I started the day off with a strange bug. I was creating a test to verify that when a user inputs an expiration-time the handler correctly creates a bin with that expiration time. The correct expiration time would be successfully put into the database, but when I extracted it the time would be different. I found this so puzzling that I enlisted the aid of another apprentice and together we quickly realized that the culprit was an issue with how the timezones were being applied. Luckily a lot of people have had similar issues and we were able to quickly fix it after reading this Stack Overflow post.
Here’s an excerpt from an excellent post that demystifies this issue
The source code for the java.util.TimeZone class’s getDefault method shows it eventually invokes the sun.util.calendar.ZoneInfo class’s getTimeZone method. This method takes a String parameter that is the ID for the required time zone. The default time zone ID is obtained from the user.timezone (System) property. If the user.timezone property is not defined, it tries to get the ID using a combination of the user.country and java.home (System) properties. If it doesn’t succeed in finding a time zone ID, it uses a “fallback” GMT value. In other words, if it can’t figure out your time zone ID, it uses GMT as your default time zone.
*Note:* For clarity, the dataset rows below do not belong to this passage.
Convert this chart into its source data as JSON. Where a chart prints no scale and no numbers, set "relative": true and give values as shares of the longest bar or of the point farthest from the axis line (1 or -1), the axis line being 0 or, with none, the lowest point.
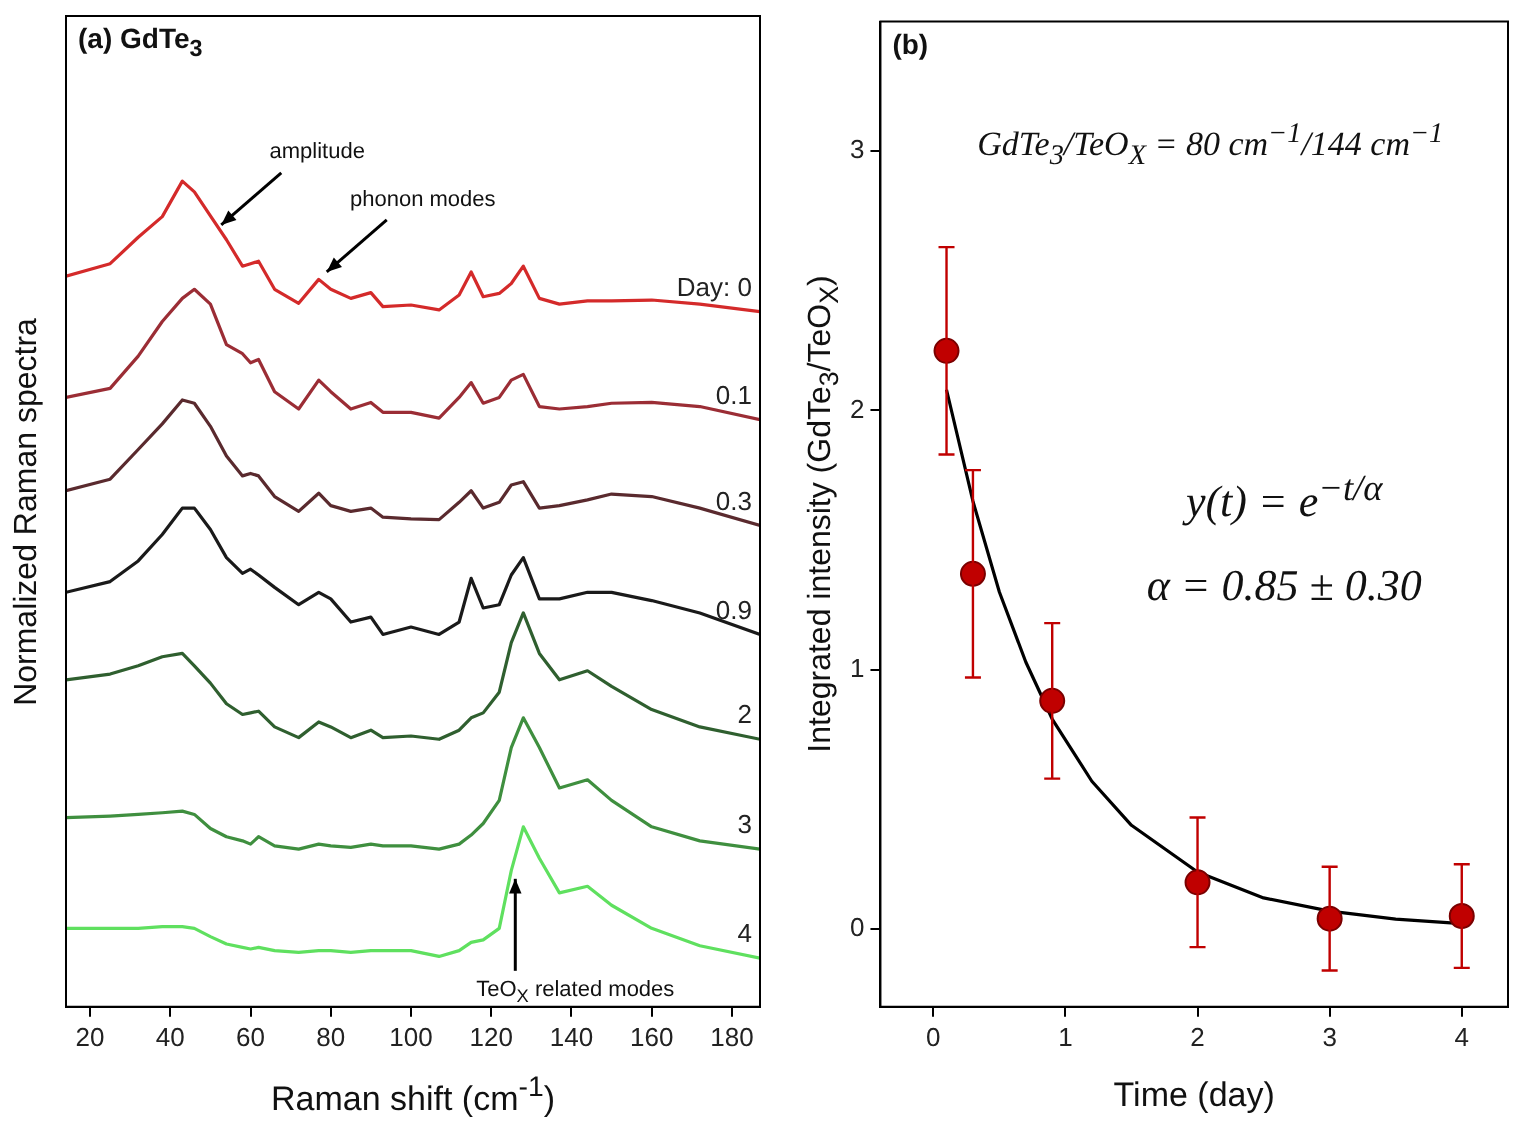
{
  "chart_data": [
    {
      "type": "line",
      "title": "(a) GdTe$_{3}$",
      "xlabel": "Raman shift (cm$^{-1}$)",
      "ylabel": "Normalized Raman spectra",
      "relative": true,
      "xlim": [
        14,
        187
      ],
      "xticks": [
        20,
        40,
        60,
        80,
        100,
        120,
        140,
        160,
        180
      ],
      "grid": false,
      "legend": false,
      "x": [
        14,
        25,
        32,
        38,
        43,
        46,
        50,
        54,
        58,
        60,
        62,
        66,
        72,
        77,
        80,
        85,
        90,
        93,
        100,
        107,
        112,
        115,
        118,
        122,
        125,
        128,
        132,
        137,
        144,
        150,
        160,
        172,
        187
      ],
      "series": [
        {
          "name": "Day: 0",
          "color": "#d42a2a",
          "values": [
            0.885,
            0.9,
            0.932,
            0.957,
            1,
            0.987,
            0.958,
            0.929,
            0.897,
            0.9,
            0.903,
            0.869,
            0.852,
            0.881,
            0.869,
            0.858,
            0.865,
            0.848,
            0.85,
            0.844,
            0.862,
            0.89,
            0.86,
            0.864,
            0.876,
            0.897,
            0.858,
            0.851,
            0.855,
            0.855,
            0.856,
            0.851,
            0.842
          ]
        },
        {
          "name": "0.1",
          "color": "#9b2d35",
          "values": [
            0.738,
            0.749,
            0.788,
            0.83,
            0.858,
            0.869,
            0.851,
            0.802,
            0.791,
            0.78,
            0.784,
            0.745,
            0.724,
            0.759,
            0.745,
            0.724,
            0.732,
            0.72,
            0.72,
            0.713,
            0.738,
            0.756,
            0.731,
            0.738,
            0.759,
            0.766,
            0.727,
            0.724,
            0.727,
            0.731,
            0.732,
            0.727,
            0.711
          ]
        },
        {
          "name": "0.3",
          "color": "#5a2a2e",
          "values": [
            0.625,
            0.639,
            0.675,
            0.706,
            0.735,
            0.731,
            0.703,
            0.667,
            0.643,
            0.646,
            0.643,
            0.618,
            0.6,
            0.622,
            0.607,
            0.6,
            0.604,
            0.593,
            0.591,
            0.59,
            0.611,
            0.625,
            0.604,
            0.611,
            0.632,
            0.636,
            0.604,
            0.607,
            0.614,
            0.621,
            0.618,
            0.604,
            0.583
          ]
        },
        {
          "name": "0.9",
          "color": "#1a1a1a",
          "values": [
            0.502,
            0.515,
            0.54,
            0.572,
            0.604,
            0.604,
            0.578,
            0.544,
            0.525,
            0.53,
            0.523,
            0.508,
            0.487,
            0.502,
            0.494,
            0.466,
            0.472,
            0.451,
            0.46,
            0.451,
            0.466,
            0.519,
            0.483,
            0.487,
            0.523,
            0.544,
            0.494,
            0.494,
            0.502,
            0.502,
            0.492,
            0.477,
            0.451
          ]
        },
        {
          "name": "2",
          "color": "#2f5f2f",
          "values": [
            0.396,
            0.403,
            0.413,
            0.424,
            0.428,
            0.413,
            0.392,
            0.367,
            0.354,
            0.356,
            0.358,
            0.339,
            0.326,
            0.345,
            0.339,
            0.326,
            0.335,
            0.326,
            0.328,
            0.324,
            0.335,
            0.35,
            0.356,
            0.381,
            0.441,
            0.477,
            0.428,
            0.396,
            0.407,
            0.388,
            0.36,
            0.339,
            0.324
          ]
        },
        {
          "name": "3",
          "color": "#3f8f3f",
          "values": [
            0.229,
            0.231,
            0.233,
            0.235,
            0.237,
            0.233,
            0.216,
            0.206,
            0.201,
            0.197,
            0.206,
            0.195,
            0.191,
            0.197,
            0.195,
            0.193,
            0.197,
            0.195,
            0.195,
            0.191,
            0.197,
            0.208,
            0.222,
            0.25,
            0.314,
            0.35,
            0.314,
            0.265,
            0.275,
            0.25,
            0.218,
            0.201,
            0.191
          ]
        },
        {
          "name": "4",
          "color": "#5fe05f",
          "values": [
            0.095,
            0.095,
            0.095,
            0.097,
            0.097,
            0.095,
            0.085,
            0.076,
            0.072,
            0.07,
            0.072,
            0.068,
            0.066,
            0.068,
            0.068,
            0.066,
            0.068,
            0.068,
            0.068,
            0.061,
            0.068,
            0.078,
            0.081,
            0.095,
            0.165,
            0.218,
            0.18,
            0.138,
            0.146,
            0.123,
            0.095,
            0.074,
            0.059
          ]
        }
      ],
      "annotations": [
        {
          "text": "amplitude",
          "x": 52.7,
          "y": 0.947
        },
        {
          "text": "phonon modes",
          "x": 79,
          "y": 0.89
        },
        {
          "text": "TeO$_{X}$ related modes",
          "x": 126,
          "y": 0.155
        }
      ]
    },
    {
      "type": "scatter",
      "title": "(b)",
      "xlabel": "Time (day)",
      "ylabel": "Integrated intensity (GdTe$_{3}$/TeO$_{X}$)",
      "xlim": [
        -0.4,
        4.35
      ],
      "ylim": [
        -0.3,
        3.5
      ],
      "xticks": [
        0,
        1,
        2,
        3,
        4
      ],
      "yticks": [
        0,
        1,
        2,
        3
      ],
      "grid": false,
      "legend": false,
      "marker": "circle",
      "series": [
        {
          "color": "#c00000",
          "x": [
            0.1,
            0.3,
            0.9,
            2,
            3,
            4
          ],
          "values": [
            2.23,
            1.37,
            0.88,
            0.18,
            0.04,
            0.05
          ],
          "errors": [
            0.4,
            0.4,
            0.3,
            0.25,
            0.2,
            0.2
          ]
        },
        {
          "type": "line",
          "marker": "none",
          "color": "#000000",
          "x": [
            0.1,
            0.3,
            0.5,
            0.7,
            0.9,
            1.2,
            1.5,
            2,
            2.5,
            3,
            3.5,
            4
          ],
          "values": [
            2.08,
            1.65,
            1.3,
            1.03,
            0.81,
            0.57,
            0.4,
            0.22,
            0.12,
            0.069,
            0.038,
            0.021
          ]
        }
      ],
      "annotations": [
        "GdTe$_{3}$/TeO$_{X}$ = 80 cm$^{−1}$/144 cm$^{−1}$",
        "y(t) = e$^{−t/α}$",
        "α = 0.85 ± 0.30"
      ]
    }
  ]
}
Note that the System properties are initialized in the java.lang.System class’s initProperties method. This is a native method, so the source code is unavailable—unless you want to dig into the native code libraries that come with the J2SE distribution. However, I believe that the System properties are initialized from the Windows registry on Windows systems and from environment variables on Linux/Unix systems. The initProperties method’s Javadoc claims that certain properties are “guaranteed to be defined” and lists them. Of the three System properties used by the java.util.TimeZone class’s getDefault method, only java.home is listed as a guaranteed property in the Javadoc.
The solution proposed in stack overflow works because it sets the
user.timezone to UTC, which is the same as the default for the PostgreSQL type: timestamp. I’d imagine
another way around this, would be use to use the PostgreSQL extension
timestamptz and make the expiration field in my table adhere to whatever timezone the JVM is set to.